Titus is not mentioned in Acts, but we can learn about him from Paul’s epistles where Titus is mentioned 13 times. He was one of Paul’s trusted fellow-workers in the Gospel; a Gentile, who worked with Paul during the third missionary journey. The Apostle sent him to Corinth where he helped the church with its work and coordinated the collection for impoverished Christians in Jerusalem (2 Corinthians 2:12-13; 7:5-6; 8:6). Later Titus went on a mission to Dalmatia, the modern-day coastal strip of Croatia, (2 Timothy 4:10) which is the last we hear about him in the New Testament.
In Titus 1:5, Paul says that he left Titus in Crete. Apparently, the Apostle took Titus with him to preach the Gospel on the island of Crete when he was released from his first imprisonment (around the early 60s AD), and then left him there to finish establishing the church.
Crete is the fifth largest island in the Mediterranean Sea. In New Testament times life in Crete had sunk to a poor moral level. In the letter Paul refers to Cretans as being dishonest, greedy and lazy (1:12).
Paul left Titus on the island to help establish the church, to appoint elders to lead it (1:5) and set out the pattern of godly living (1:1). Titus is probably best seen as an apostolic delegate (rather like Timothy in Ephesus), who would serve the church for a short time before moving on.
Paul then wrote to Titus, probably from Philippi - for he had not yet reached Nicopolis (3:12). He probably sent the letter with Zenas and Apollos, who were on a journey that took them through Crete (3:13). The date of writing was around AD 63.
Paul wrote that he left Titus in Crete to ‘put in order what was left unfinished’ (1:5). Many Cretans had believed in Jesus but there was a gap between what they believed and how they lived. In the first verse Paul talks of ‘the faith … that leads to godliness’ (1:1) and, in almost the last verse, that ‘our people must learn to devote themselves to doing what is good’ (3:14).
False teachers were leading divisive groups within the church (1:10, 3:9-11). All believers needed to be warned about the wrong teaching and encouraged to live godly lives so that their non-believing neighbours might be attracted to the gospel (2:10).
Paul also invited Titus to join him in Nicopolis, where he was spending the winter (3:12).
Titus includes some of the most exceptional descriptions of God’s goodness in all of Paul’s letters (2:11-14, 3:4-7).
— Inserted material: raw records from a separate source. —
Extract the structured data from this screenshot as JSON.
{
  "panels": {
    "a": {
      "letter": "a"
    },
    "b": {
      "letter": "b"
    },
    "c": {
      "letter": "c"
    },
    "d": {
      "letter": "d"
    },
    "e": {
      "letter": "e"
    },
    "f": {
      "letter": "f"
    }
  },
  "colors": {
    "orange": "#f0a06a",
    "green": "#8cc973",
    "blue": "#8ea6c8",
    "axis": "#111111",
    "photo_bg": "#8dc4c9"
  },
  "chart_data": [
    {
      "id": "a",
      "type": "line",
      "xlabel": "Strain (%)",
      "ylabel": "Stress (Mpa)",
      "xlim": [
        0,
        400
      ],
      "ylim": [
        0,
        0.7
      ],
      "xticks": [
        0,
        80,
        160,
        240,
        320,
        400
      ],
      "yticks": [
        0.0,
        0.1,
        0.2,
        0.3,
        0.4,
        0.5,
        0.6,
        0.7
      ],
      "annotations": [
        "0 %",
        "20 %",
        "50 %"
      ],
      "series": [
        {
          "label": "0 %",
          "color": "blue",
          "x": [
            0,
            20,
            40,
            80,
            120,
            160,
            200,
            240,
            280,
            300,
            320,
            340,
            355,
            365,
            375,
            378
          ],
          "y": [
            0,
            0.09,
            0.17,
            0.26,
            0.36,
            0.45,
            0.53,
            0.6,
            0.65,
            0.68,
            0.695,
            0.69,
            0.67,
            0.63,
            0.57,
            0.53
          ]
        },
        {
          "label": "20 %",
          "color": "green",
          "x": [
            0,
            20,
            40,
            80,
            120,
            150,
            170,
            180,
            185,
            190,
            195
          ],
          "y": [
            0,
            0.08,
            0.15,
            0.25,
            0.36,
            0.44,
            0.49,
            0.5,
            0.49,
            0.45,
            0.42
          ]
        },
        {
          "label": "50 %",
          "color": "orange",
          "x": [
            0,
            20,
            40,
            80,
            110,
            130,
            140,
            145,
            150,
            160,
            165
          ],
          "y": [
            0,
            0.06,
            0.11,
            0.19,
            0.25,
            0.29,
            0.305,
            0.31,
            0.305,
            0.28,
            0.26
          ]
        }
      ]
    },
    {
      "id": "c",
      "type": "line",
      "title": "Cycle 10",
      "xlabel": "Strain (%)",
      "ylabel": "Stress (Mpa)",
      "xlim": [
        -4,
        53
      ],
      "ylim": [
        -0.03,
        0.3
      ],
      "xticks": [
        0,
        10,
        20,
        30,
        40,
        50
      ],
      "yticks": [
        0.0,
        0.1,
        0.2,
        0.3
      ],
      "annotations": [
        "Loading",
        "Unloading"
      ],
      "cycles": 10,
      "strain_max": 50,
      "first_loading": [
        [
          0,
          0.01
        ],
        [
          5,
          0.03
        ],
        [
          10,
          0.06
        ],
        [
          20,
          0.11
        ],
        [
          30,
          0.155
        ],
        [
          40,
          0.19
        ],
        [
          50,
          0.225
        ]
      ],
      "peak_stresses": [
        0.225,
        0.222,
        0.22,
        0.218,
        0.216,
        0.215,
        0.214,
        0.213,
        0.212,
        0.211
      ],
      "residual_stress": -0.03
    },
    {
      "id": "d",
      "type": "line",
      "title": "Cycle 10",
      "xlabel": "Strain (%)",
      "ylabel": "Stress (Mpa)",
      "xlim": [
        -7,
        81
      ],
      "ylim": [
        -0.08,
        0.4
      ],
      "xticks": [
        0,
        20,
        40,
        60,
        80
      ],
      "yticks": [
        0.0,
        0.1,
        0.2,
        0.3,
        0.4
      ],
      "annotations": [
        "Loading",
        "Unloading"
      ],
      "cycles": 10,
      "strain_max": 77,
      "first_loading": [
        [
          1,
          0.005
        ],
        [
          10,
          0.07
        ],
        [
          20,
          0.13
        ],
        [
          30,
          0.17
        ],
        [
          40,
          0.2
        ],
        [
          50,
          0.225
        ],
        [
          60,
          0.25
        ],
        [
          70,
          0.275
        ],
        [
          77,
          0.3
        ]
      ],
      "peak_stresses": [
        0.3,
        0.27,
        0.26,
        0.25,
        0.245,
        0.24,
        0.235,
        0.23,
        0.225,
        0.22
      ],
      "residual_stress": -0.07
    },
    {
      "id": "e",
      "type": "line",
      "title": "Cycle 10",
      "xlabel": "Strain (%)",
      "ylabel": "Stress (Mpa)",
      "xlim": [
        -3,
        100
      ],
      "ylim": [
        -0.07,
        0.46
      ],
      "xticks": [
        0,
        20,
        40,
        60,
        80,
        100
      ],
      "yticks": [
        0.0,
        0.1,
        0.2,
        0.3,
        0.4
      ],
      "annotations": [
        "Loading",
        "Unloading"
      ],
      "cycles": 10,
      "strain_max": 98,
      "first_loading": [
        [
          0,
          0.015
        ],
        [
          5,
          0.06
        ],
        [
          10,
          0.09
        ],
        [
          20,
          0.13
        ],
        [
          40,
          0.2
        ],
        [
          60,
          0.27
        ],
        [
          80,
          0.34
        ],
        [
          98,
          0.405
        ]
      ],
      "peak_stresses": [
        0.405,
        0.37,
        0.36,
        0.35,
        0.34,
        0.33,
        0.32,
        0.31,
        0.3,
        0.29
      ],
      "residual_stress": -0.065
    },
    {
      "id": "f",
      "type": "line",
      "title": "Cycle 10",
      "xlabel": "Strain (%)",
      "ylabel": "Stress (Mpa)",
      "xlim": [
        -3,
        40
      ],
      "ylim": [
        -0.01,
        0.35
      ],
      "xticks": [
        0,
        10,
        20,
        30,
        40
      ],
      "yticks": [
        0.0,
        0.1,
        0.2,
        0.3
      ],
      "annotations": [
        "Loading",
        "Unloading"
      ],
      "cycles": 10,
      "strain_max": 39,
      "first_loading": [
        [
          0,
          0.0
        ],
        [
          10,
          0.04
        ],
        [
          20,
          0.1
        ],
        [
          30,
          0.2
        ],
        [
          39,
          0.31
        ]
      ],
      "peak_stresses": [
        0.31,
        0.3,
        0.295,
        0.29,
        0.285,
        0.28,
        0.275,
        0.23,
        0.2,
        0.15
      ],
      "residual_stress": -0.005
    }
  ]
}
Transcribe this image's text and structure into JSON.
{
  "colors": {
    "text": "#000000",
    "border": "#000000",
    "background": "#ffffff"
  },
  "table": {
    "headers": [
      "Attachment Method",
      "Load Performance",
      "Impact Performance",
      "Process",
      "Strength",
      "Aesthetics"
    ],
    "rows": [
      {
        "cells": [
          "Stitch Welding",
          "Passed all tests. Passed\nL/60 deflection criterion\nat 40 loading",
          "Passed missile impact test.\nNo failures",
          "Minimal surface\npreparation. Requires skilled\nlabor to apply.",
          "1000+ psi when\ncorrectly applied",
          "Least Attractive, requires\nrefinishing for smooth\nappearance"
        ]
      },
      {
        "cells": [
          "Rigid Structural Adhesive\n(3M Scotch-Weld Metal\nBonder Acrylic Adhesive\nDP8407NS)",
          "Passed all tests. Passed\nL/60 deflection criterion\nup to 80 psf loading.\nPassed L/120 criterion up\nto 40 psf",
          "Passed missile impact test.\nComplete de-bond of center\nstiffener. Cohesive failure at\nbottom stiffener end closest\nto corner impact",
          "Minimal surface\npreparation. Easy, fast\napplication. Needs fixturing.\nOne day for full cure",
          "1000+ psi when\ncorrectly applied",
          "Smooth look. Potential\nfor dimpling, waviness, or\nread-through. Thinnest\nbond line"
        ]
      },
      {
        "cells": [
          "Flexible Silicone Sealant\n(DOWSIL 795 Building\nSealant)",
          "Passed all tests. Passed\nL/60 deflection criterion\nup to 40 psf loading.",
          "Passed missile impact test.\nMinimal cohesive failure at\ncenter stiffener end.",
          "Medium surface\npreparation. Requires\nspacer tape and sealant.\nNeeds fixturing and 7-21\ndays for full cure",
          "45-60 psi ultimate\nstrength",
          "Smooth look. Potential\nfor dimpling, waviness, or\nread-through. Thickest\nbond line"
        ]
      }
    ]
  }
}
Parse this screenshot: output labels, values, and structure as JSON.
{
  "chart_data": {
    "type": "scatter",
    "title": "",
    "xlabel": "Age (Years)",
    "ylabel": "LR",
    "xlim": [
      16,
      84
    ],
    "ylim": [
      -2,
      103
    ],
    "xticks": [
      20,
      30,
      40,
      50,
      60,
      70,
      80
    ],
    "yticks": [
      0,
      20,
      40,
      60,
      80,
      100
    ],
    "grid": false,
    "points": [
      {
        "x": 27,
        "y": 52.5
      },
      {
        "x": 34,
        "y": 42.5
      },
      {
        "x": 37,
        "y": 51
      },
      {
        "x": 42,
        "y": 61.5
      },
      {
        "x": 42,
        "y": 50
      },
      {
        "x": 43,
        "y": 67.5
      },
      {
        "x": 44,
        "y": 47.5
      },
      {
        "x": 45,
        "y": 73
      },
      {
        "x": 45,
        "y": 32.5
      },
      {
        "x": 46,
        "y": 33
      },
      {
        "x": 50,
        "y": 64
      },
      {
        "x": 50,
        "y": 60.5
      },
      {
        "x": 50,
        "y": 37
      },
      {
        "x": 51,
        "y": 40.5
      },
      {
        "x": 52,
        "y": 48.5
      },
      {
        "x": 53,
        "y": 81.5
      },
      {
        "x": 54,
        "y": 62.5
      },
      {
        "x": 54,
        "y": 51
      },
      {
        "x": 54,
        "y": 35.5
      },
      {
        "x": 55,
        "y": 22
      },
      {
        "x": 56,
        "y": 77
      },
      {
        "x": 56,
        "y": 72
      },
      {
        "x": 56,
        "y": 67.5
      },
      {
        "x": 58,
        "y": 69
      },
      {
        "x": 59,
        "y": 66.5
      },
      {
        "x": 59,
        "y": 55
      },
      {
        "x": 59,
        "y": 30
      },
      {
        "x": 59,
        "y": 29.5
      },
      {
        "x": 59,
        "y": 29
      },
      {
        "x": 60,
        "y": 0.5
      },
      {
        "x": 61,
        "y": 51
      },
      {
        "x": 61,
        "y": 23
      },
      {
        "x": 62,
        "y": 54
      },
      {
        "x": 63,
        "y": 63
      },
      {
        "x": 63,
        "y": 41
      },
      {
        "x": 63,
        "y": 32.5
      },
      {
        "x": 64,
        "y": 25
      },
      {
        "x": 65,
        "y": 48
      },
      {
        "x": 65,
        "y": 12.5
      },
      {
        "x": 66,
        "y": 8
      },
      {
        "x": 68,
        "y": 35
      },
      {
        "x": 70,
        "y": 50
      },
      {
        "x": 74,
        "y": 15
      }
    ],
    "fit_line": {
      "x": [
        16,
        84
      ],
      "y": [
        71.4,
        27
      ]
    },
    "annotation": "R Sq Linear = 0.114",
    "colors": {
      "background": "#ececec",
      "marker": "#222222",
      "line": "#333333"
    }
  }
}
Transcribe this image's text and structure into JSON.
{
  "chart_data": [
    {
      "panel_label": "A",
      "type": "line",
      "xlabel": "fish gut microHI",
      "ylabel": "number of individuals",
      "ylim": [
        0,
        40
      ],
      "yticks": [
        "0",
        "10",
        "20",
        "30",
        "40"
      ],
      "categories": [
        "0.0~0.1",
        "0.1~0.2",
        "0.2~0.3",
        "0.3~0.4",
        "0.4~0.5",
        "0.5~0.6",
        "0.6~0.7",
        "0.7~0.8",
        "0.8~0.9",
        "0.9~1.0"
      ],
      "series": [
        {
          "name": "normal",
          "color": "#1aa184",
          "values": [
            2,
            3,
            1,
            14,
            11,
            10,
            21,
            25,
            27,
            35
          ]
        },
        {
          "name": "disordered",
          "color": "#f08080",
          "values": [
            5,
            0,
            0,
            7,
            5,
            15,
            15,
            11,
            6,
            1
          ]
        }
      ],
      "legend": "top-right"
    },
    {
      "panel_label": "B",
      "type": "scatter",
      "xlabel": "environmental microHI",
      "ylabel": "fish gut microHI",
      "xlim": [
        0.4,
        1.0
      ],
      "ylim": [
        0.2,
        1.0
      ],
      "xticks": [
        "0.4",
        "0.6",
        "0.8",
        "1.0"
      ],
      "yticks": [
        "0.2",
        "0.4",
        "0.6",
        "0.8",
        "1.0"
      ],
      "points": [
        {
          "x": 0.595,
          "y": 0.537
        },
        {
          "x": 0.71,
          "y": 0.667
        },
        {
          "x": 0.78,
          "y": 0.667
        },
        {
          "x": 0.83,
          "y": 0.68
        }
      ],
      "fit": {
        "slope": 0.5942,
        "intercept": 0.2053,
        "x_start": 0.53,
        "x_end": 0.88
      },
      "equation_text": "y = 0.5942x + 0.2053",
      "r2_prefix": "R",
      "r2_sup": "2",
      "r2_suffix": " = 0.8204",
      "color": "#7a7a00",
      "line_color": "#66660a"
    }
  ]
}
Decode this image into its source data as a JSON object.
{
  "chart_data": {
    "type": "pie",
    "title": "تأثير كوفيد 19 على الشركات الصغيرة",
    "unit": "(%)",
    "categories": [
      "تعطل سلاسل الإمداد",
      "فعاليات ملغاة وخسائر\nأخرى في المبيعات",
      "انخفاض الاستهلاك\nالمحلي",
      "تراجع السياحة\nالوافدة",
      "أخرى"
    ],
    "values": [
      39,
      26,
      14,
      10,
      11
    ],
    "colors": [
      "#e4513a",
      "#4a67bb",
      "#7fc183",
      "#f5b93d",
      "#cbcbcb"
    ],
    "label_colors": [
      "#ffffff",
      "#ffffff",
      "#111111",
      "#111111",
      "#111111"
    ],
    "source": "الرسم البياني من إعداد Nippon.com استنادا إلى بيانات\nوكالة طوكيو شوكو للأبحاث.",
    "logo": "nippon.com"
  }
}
This letter shows how the goodness of God should be demonstrated through the godly lives of believers.
If the Gospel of Jesus is genuinely believed, it needs to be lived out in good works. We are not saved by our good works but having been saved, we are freed from selfish patterns of living to care for those around us. This letter tells us that unbelieving people can understand something of what God is like by seeing how Christians live.
As the saying goes, ‘whatever Christians should be, the Christian leader has to be’. Titus was to appoint leaders of godly character who showed by their behaviour and speech that God’s grace was at work in their lives. This is especially important when the church is exposed to false teaching; those in error must be strongly warned.